One of the things I concentrated on during this time was eliminating things that made me feel self-conscious or stressed out. I cleaned out my closet and donated any ill-fitting clothes to charity. I took a break from my social group that was causing me some emotional stress. However, one of the biggest lessons I have learned this year is that when you remove negative things from your life, you have to fill the void back up with positive things. So I concentrated on having a better posture and not looking at the ground when I walked. I focused on actually smiling at people, instead of a frozen half-smile. I actively engaged in conversations with strangers and started going to the gym more.
As the month progressed, I began to get a little bolder and do things by myself that normally I might have been too shy to do alone. I went to an introductory beekeeping class by myself since it is an interest of mine, and decided to join the local beekeeper's association. I went out to eat by myself at a real sit-down restaurant and not just a fast-food drive-thru. I even struck up conversations with strangers while I was there. Then I decided to seek out other groups that share my similar interests, hoping that in the process I might make some new friends, but even if I don't, at least I will be actively engaging in things that I enjoy.
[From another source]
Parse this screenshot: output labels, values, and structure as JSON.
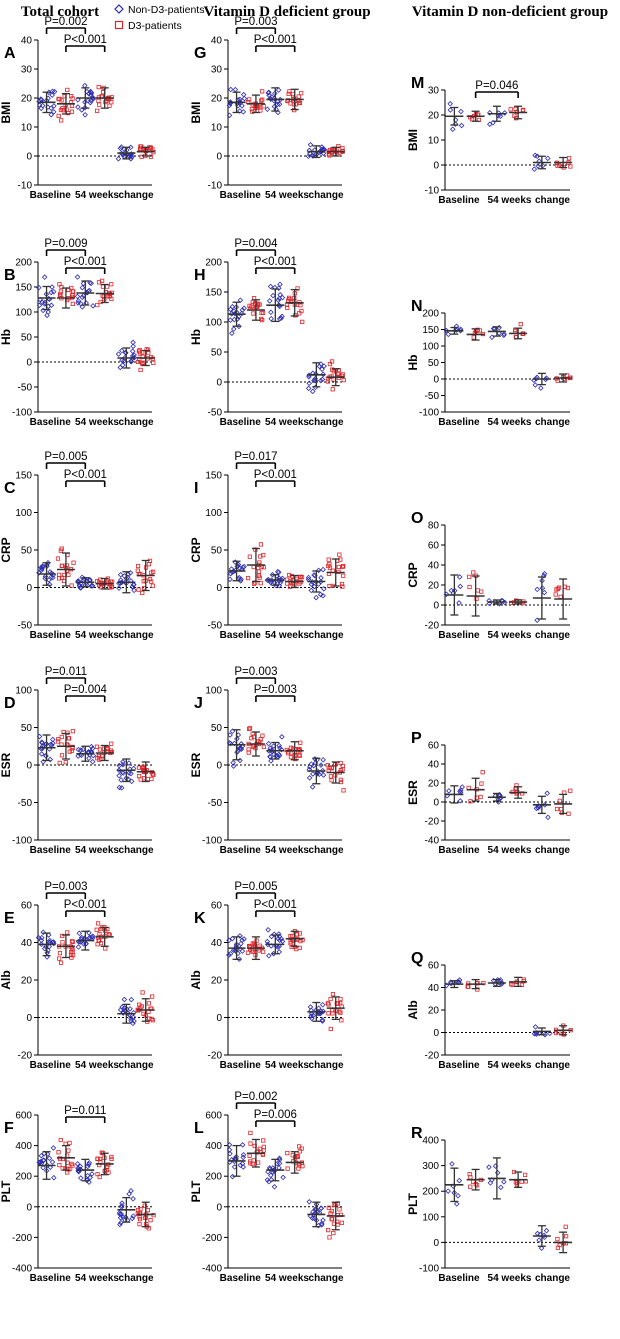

What I found is that confidence, much like positivity, breeds more confidence. I started with some small things, like improving my posture and eye contact, and progressed to becoming more bold and doing things outside my comfort zone. By repeating my mantra of the word "confidence" several times throughout the day, I was able to continually bring the subconscious thought of being more confident to the forefront of my mind, and then project that feeling outward. Admittedly, a couple things happened during the month that shook my confidence a little, like being bullied by a co-worker. But just thinking about being more confident was like wearing a suit of armor to protect me, and keep me from letting those negative things get under my skin.
Going forward I plan to be much-more self-confident. I plan to trust my instincts, believe in myself that I can accomplish anything I put my mind to, and be self-reliant and not dependent on others to tell me that I can accomplish things. Confidence, like many other things, is a self-fulfilling prophecy -- when you expect a positive outcome, that's what you get in return.